With all due respect for the many that posted the long and extended explanations how to use SSL that I found here, so in other words access Home Assistant safely from a WAN using a https://… connection, most did not help me by far and actually just robbed a lot of time from me.
So I want to summarise and share just these basic steps what I did to get it working, hope some might find this useful. No add-on installs are needed and so this is also Core / Docker version compatible:
1 - Setup a DDNS service of your choice, e.g. through your router if it has this function (even just as a test), export the associated certificate so you have 2 files: cert.pem and key.pem
2 - Put these files in the same Config
folder the file Configuration.yaml
is of Home Assistant, regardless where this is on your host device.
3 - Speaking of which, locate and open Configuration.yaml
and add this:
http:
ssl_certificate: cert.pem
ssl_key: key.pem
File names could need adaptation of course.
Next time you restart Home Assistant it will then expect a SSL connection.

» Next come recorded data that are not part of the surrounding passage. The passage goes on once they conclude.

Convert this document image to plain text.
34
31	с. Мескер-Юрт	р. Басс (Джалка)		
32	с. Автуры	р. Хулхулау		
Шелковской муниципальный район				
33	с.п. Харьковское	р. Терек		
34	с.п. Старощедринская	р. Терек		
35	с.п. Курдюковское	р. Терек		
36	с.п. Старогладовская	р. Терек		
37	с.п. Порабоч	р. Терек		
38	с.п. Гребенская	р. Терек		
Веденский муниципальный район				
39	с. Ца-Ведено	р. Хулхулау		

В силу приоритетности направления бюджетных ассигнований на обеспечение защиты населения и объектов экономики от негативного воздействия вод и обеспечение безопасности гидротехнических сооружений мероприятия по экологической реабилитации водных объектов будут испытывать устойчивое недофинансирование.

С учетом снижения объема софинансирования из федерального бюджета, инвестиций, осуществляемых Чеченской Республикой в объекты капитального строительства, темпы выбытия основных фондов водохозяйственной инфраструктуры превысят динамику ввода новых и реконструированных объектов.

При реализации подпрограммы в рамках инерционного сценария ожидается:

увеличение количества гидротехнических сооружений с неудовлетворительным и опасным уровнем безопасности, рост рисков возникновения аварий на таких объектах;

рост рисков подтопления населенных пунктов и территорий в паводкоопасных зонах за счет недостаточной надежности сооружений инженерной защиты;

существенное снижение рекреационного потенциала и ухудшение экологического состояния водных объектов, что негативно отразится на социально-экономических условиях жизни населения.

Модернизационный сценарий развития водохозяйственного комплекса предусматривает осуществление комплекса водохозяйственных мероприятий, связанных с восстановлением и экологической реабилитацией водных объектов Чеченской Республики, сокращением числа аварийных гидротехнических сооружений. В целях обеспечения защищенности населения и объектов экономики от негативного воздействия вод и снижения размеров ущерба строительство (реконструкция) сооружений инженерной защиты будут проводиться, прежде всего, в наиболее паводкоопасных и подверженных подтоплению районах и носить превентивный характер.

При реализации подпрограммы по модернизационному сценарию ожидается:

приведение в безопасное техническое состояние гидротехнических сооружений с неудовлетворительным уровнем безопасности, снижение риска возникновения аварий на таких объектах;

4 - Access your router and add in the Port Forwarding section the external port 8123 of your host’s IP address on both protocols (TCP and UDP) and leave the internal port blank so it will be the same port. Not going to explain a lot more about port forwarding, there are plenty of resources to find out how to do this. Also make sure your host has a fixed IP address but that is rather obvious.

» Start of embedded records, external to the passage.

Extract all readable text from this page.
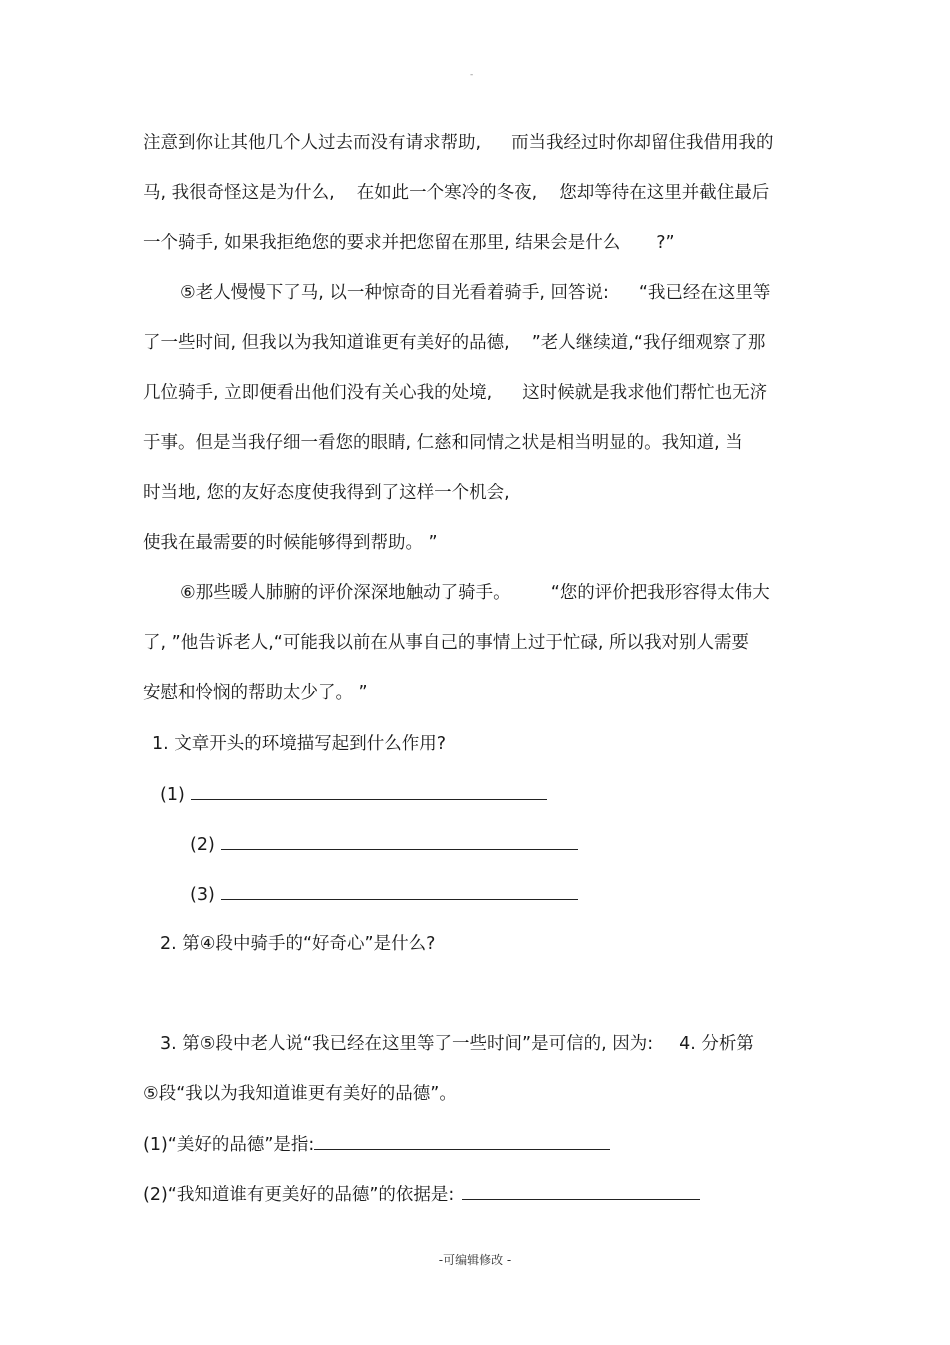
-
注意到你让其他几个人过去而没有请求帮助, 而当我经过时你却留住我借用我的
马, 我很奇怪这是为什么, 在如此一个寒冷的冬夜, 您却等待在这里并截住最后
一个骑手, 如果我拒绝您的要求并把您留在那里, 结果会是什么 ?”
⑤老人慢慢下了马, 以一种惊奇的目光看着骑手, 回答说: “我已经在这里等
了一些时间, 但我以为我知道谁更有美好的品德, ”老人继续道,“我仔细观察了那
几位骑手, 立即便看出他们没有关心我的处境, 这时候就是我求他们帮忙也无济
于事。但是当我仔细一看您的眼睛, 仁慈和同情之状是相当明显的。我知道, 当
时当地, 您的友好态度使我得到了这样一个机会,
使我在最需要的时候能够得到帮助。 ”
⑥那些暖人肺腑的评价深深地触动了骑手。 “您的评价把我形容得太伟大
了, ”他告诉老人,“可能我以前在从事自己的事情上过于忙碌, 所以我对别人需要
安慰和怜悯的帮助太少了。 ”
1. 文章开头的环境描写起到什么作用?
(1)
(2)
(3)
2. 第④段中骑手的“好奇心”是什么?
3. 第⑤段中老人说“我已经在这里等了一些时间”是可信的, 因为: 4. 分析第
⑤段“我以为我知道谁更有美好的品德”。
(1)“美好的品德”是指:
(2)“我知道谁有更美好的品德”的依据是:
-可编辑修改 -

5 - Restart Home Assistant.
6 - Now the old unsecured non-SSL in other words http://… access will not work any more, so beware to adapt all clients.

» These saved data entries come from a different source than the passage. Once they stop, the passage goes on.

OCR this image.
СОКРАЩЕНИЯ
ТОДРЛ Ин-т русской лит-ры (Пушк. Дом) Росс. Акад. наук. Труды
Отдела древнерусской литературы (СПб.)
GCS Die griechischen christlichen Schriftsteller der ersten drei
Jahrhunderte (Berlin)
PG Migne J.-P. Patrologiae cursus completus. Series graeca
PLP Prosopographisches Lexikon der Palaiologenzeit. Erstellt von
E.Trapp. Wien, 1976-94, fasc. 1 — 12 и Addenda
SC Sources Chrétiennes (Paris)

Access of Home Assistant on the LAN:
https://<IP of your host>:8123
Access of Home Assistant using the WAN:
https://yournicesubdomainname.ddnsservicename.com:8123
You can even bypass the DDNS service in case you have not set it up yet or just want to test with a certificate with:
https://<IP of your WAN connection>:8123
7 - That’s it. Time to have a coffee, or think about more fancy stuff to automate certificate renewal and such if you need to have this. Anyway, hope this helps some with non-standard Home Assistant installs like I have or just to understand the basics first.